それくらい夢中になってしまうのは理由があります。私は自身の公式プロフィールの「尊敬する人物」に、周恩来とガンジーと並んでゴルバチョフを挙げており、議員になる前は「周恩来とゴルバチョフを描いた小説を書きたい」という無謀な野心を燃やし、各々10冊以上の関連書籍を読破していたからなのです。(写真右)

名刺にも記載しているため、少なくない方から「なぜ共産党の人物を?」とよく訝られましたが、そのつど「東西冷戦を終結した立役者であり、自らの特権的立場を投げうってでも庶民を守ろうとしたからです」と答えていました。

周恩来と同様に、激動の時代を変革した革命児でありながら、決して武力で現状変更を強いるのではなく、どこまでも平和を希求し続けていました。そして、女性や子どもたちを尊重する誠実で真摯な人柄が、様々なエピソードを通して伝わってくるのです。

残念ながら、小説には着手できないまま、現在も「保留状態」ですが、この「おすすめ読書」欄をお借りして、ゴルバチョフ自らが回顧した波瀾万丈の人生の一端を紹介したいと思います。

まず驚くのは、若き日のゴルバチョフは筆舌に尽くしがたい壮絶な経験をしています。第一に、幼少期に祖父がスターリン粛清で投獄(その後釈放)されたこと。第二に、少年時代に父が第2次大戦に出征し、一度は戦死広報が届いて悲嘆にくれたものの、その後に無事に復員したというのです。しかも、この残虐極まりない独ソ戦で、一時的とはいえ故郷がドイツ軍に占領されていたといいます。

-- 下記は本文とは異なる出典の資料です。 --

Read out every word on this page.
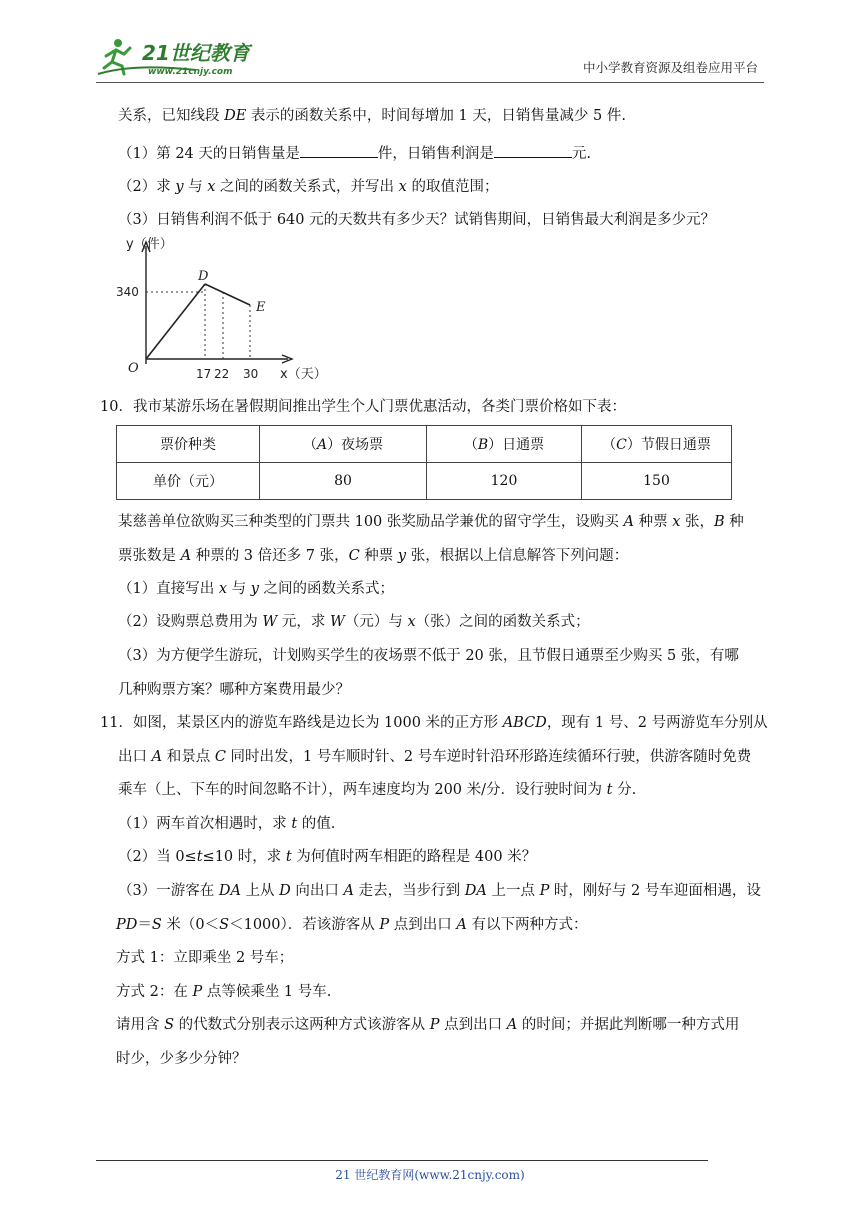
21世纪教育
www.21cnjy.com	中小学教育资源及组卷应用平台
关系，已知线段 DE 表示的函数关系中，时间每增加 1 天，日销售量减少 5 件.
（1）第 24 天的日销售量是	件，日销售利润是	元.
（2）求 y 与 x 之间的函数关系式，并写出 x 的取值范围；
（3）日销售利润不低于 640 元的天数共有多少天？试销售期间，日销售最大利润是多少元？
y（件）
x（天）
O
D
E
340
17 22 30
10．我市某游乐场在暑假期间推出学生个人门票优惠活动，各类门票价格如下表：
票价种类	（A）夜场票	（B）日通票	（C）节假日通票
单价（元）	80	120	150
某慈善单位欲购买三种类型的门票共 100 张奖励品学兼优的留守学生，设购买 A 种票 x 张，B 种
票张数是 A 种票的 3 倍还多 7 张，C 种票 y 张，根据以上信息解答下列问题：
（1）直接写出 x 与 y 之间的函数关系式；
（2）设购票总费用为 W 元，求 W（元）与 x（张）之间的函数关系式；
（3）为方便学生游玩，计划购买学生的夜场票不低于 20 张，且节假日通票至少购买 5 张，有哪
几种购票方案？哪种方案费用最少？
11．如图，某景区内的游览车路线是边长为 1000 米的正方形 ABCD，现有 1 号、2 号两游览车分别从
出口 A 和景点 C 同时出发，1 号车顺时针、2 号车逆时针沿环形路连续循环行驶，供游客随时免费
乘车（上、下车的时间忽略不计），两车速度均为 200 米/分．设行驶时间为 t 分.
（1）两车首次相遇时，求 t 的值.
（2）当 0≤t≤10 时，求 t 为何值时两车相距的路程是 400 米？
（3）一游客在 DA 上从 D 向出口 A 走去，当步行到 DA 上一点 P 时，刚好与 2 号车迎面相遇，设
PD＝S 米（0＜S＜1000）．若该游客从 P 点到出口 A 有以下两种方式：
方式 1：立即乘坐 2 号车；
方式 2：在 P 点等候乘坐 1 号车.
请用含 S 的代数式分别表示这两种方式该游客从 P 点到出口 A 的时间；并据此判断哪一种方式用
时少，少多少分钟？
21 世纪教育网(www.21cnjy.com)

また、読み進めるほどに、彼が歩んだ人生の1つ1つのエピソードに魅了され、心の琴線がかき乱されるのです。(ちょっと大げさかな?)下記に箇条書き的にメモします。

・10代から農業の最前線に従事し、現場の苦労がわかる。
・国内トップのモスクワ大学で学び、有為な人材と友情をはぐくむ。
・超エリートの経歴に執着せず、地方の貧しい境遇の中で快活に日々を送る。
・愛妻は単なる美貌の貴婦人ではなく、フィールドワークを重視する学者。
・壮年期にヘッドハンティングされ、首都で1日12~16時間働き結果を出す。
・若くして獲得した権力の座に君臨するのではなく、改革のために全力疾走。

やがて、世界を二分する超大国の最高指導者として、ペレストロイカ(立て直し=改革)やグラスノスチ(情報公開)、新思考外交をリードし、東西冷戦終結という大偉業を成し遂げたにもかかわらず、民主化の奔流が激流となって収拾のつかない大混乱を招き、国家が解体するという未曽有の悲劇に直面するゴルバチョフ。その責任感あふれるリーダーシップに心打たれます。

1985年3月の党書記長就任から、91年12月のソ連大統領辞任までの6年10ヶ月は、何十年にも匹敵する息詰まる政治ドラマの連続でした。権力の魔性に魅入られることなく、人間性を見失わずに困難を克服しました。裏切りや脅迫、命の危機に直面した時も、強靭な精神力で乗り越えました。

私は驚嘆します。本書の文章が冷静かつ丁寧で、ギラギラした自己主張が全くないことを。また、政敵を罵ったり、事実を都合よく捻じ曲げることもなく、自分の至らなさを率直に認めているスケールの壮大さを。

間違いなく時代を変えたにもかかわらず、ゴルバチョフは祖国では賛否両論・毀誉褒貶にさらされています。しかし、その偉大さを歴史が証明することは間違いないと確信します。後世の人びとは、彼を正視眼で評価し、深く尊敬するでしょう。トルストイのように。そのことを静かに訴えたいと思います。